Outubro de 2013. Estou em São Paulo, às voltas com distribuidoras acertando títulos novos e datas para a programação da sala de cinema alternativo da UEL, naquela época o Cine Com-Tour. Tudo acertado, sobra um tempo (curto) antes da volta à Londrina. Não por coincidência tinha amarrado minha viagem também a um evento que perseguia com obsessão desde Veneza, um ano antes: uma grande, detalhada exposição sobre a obra de um de meus cineastas de cabeceira – “Stanley Kubrick: The Exhibition” – em São Paulo, ocupando generoso espaço no Museu da Imagem e do Som, na Avenida Europa. Na correria da mostra veneziana, minha visita ao evento tinha se reduzido a menos de uma hora, comprimida entre intensa jornada de filmes e coletivas. Quase nada, diante da magnitude do material oferecido à perplexidade e ao encantamento proporcionados por uma exposição que, agora em São Paulo, tinha mais de 500 itens (em três andares) disponíveis à cinefilia.
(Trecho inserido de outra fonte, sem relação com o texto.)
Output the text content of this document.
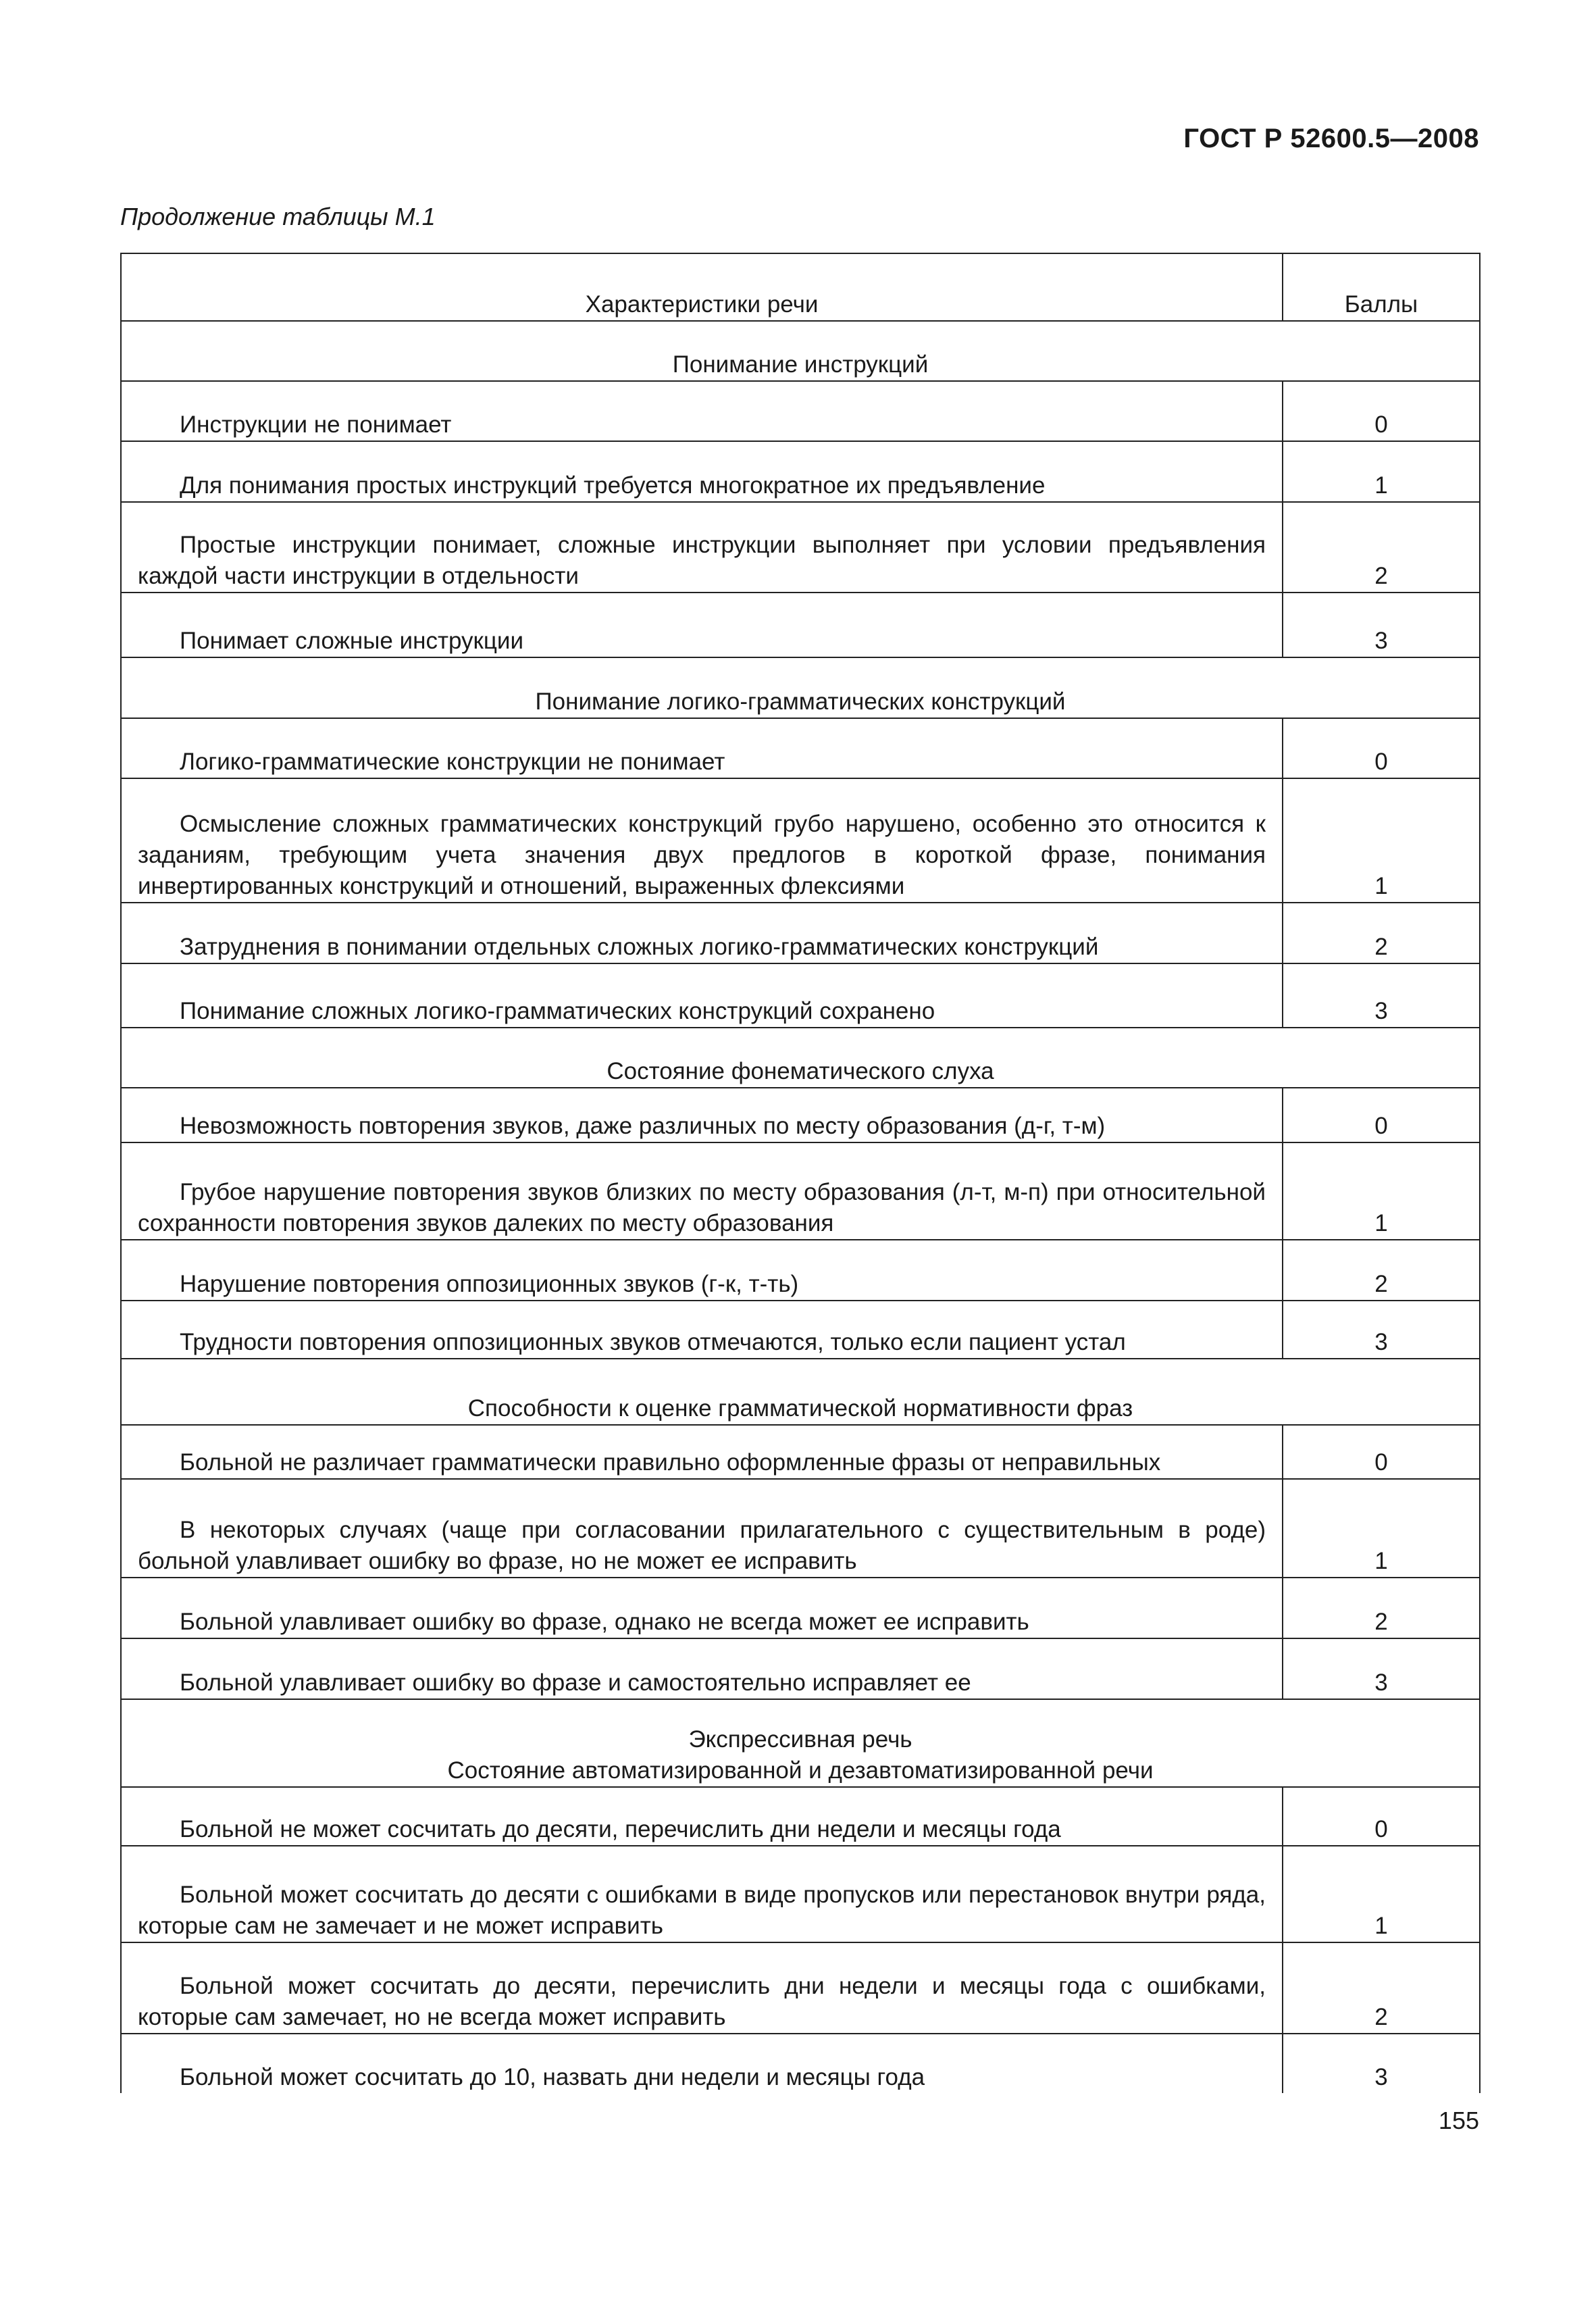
ГОСТ Р 52600.5—2008
Продолжение таблицы М.1
Характеристики речи	Баллы
Понимание инструкций	
Инструкции не понимает	0
Для понимания простых инструкций требуется многократное их предъявление	1
Простые инструкции понимает, сложные инструкции выполняет при условии предъявления каждой части инструкции в отдельности	2
Понимает сложные инструкции	3
Понимание логико-грамматических конструкций	
Логико-грамматические конструкции не понимает	0
Осмысление сложных грамматических конструкций грубо нарушено, особенно это относится к заданиям, требующим учета значения двух предлогов в короткой фразе, понимания инвертированных конструкций и отношений, выраженных флексиями	1
Затруднения в понимании отдельных сложных логико-грамматических конструкций	2
Понимание сложных логико-грамматических конструкций сохранено	3
Состояние фонематического слуха	
Невозможность повторения звуков, даже различных по месту образования (д-г, т-м)	0
Грубое нарушение повторения звуков близких по месту образования (л-т, м-п) при относительной сохранности повторения звуков далеких по месту образования	1
Нарушение повторения оппозиционных звуков (г-к, т-ть)	2
Трудности повторения оппозиционных звуков отмечаются, только если пациент устал	3
Способности к оценке грамматической нормативности фраз	
Больной не различает грамматически правильно оформленные фразы от неправильных	0
В некоторых случаях (чаще при согласовании прилагательного с существительным в роде) больной улавливает ошибку во фразе, но не может ее исправить	1
Больной улавливает ошибку во фразе, однако не всегда может ее исправить	2
Больной улавливает ошибку во фразе и самостоятельно исправляет ее	3

Экспрессивная речь
Состояние автоматизированной и дезавтоматизированной речи	

Больной не может сосчитать до десяти, перечислить дни недели и месяцы года	0
Больной может сосчитать до десяти с ошибками в виде пропусков или перестановок внутри ряда, которые сам не замечает и не может исправить	1
Больной может сосчитать до десяти, перечислить дни недели и месяцы года с ошибками, которые сам замечает, но не всегда может исправить	2
Больной может сосчитать до 10, назвать дни недели и месяцы года	3
155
Estava quase tudo lá: a coleção de fotos que o cineasta fez quando fotógrafo para a revista “Look”, os figurinos do homem pré-histórico e do astronauta de “2001”, assim como a maquete original da nave; a máquina de escrever, o machado e os vestidos das gêmeas de “O Iluminado”; a clássica roupa de Malcolm McDowell e as estátuas das mulheres nuas da leiteria Korova de “Laranja Mecânica” e vasta coleção de objetos (roteiros, cenários) que fizeram parte de sua reduzida (treze longas , dois curtas) mas fundamental filmografia. Claro, meu encanto ao ver a gênese e os detalhes do universo de maravilhas kubrickianas estava satisfeito. Ou quase. No último andar do prédio do MIS, com frequência discreta, os tesouros do último sonho não concretizado. E onde, sem ver passar, passei a maior parte do tempo da visita. “Napoleão”, que está cidade na versão desajeitada de Ridley Scott, foi um projeto ambicioso e inacabado de Kubrick. No final dos anos 1960, logo após “2001”, ele trabalhou exaustivamente na pesquisa e desenvolvimento de um épico sobre a vida de Napoleão Bonaparte, algo que estava destinado a ser uma produção colossal. Nem seria para menos: estamos falando do criador de “2001: Uma Odisséia no Espaço”, “Laranja Mecânica” e “O Iluminado”.

Kubrick dedicou uma quantidade significativa de tempo e recursos a este projeto, eventualmente acumulando amplos arquivos de informações detalhadas sobre a vida e as campanhas de Napoleão. O roteiro, que Kubrick escreveu junto com o historiador Andrew Birkin, era extenso e cobria muitos aspectos da vida do líder francês. No entanto, apesar dos esforços consideráveis investidos no projeto, o filme nunca foi realizado.

Vários fatores contribuíram para o cancelamento, incluindo a falta de apoio financeiro e preocupações logísticas relacionadas com a magnitude da missão a que se propôs. A visão meticulosa de Kubrick e o desejo de autenticidade histórica também aumentaram os custos e a complexidade da produção.

Estava tudo lá. Textos, desenhos de produção, pré-tratamentos de roteiro, storyboards, maquetes, figurinos de toda espécie (uniformes e trajes domésticos), opções de armamentos, sugestões de sets, tudo enfim que o projeto, se realizado, mostraria na tela: um nível de energia e paixão sem precedentes do cineasta. Se ganhasse vida, teria sido seu filme mais ambicioso e desafiador. Porque Kubrick, sendo aquele que foi, mergulharia fundo na mente de Napoleão, tentando compreender como um mestre estategista com tal inteligência pode ser vítima de desvios irracionais e tentações de consequência desvastadoras.

Apesar do cancelamento, o projeto Napoleão de Kubrick continuou a ser objeto de enorme interesse e especulação no mundo do cinema. O trabalho e a pesquisa realizados para este filme influenciaram os projetos posteriores de Kubrick, como “Barry Lyndon”. Além disso, os arquivos detalhados, minuciosos que Kubrick compilou durante a pesquisa tornaram-se recurso acadêmico valioso para estudantes da vida de Napoleão.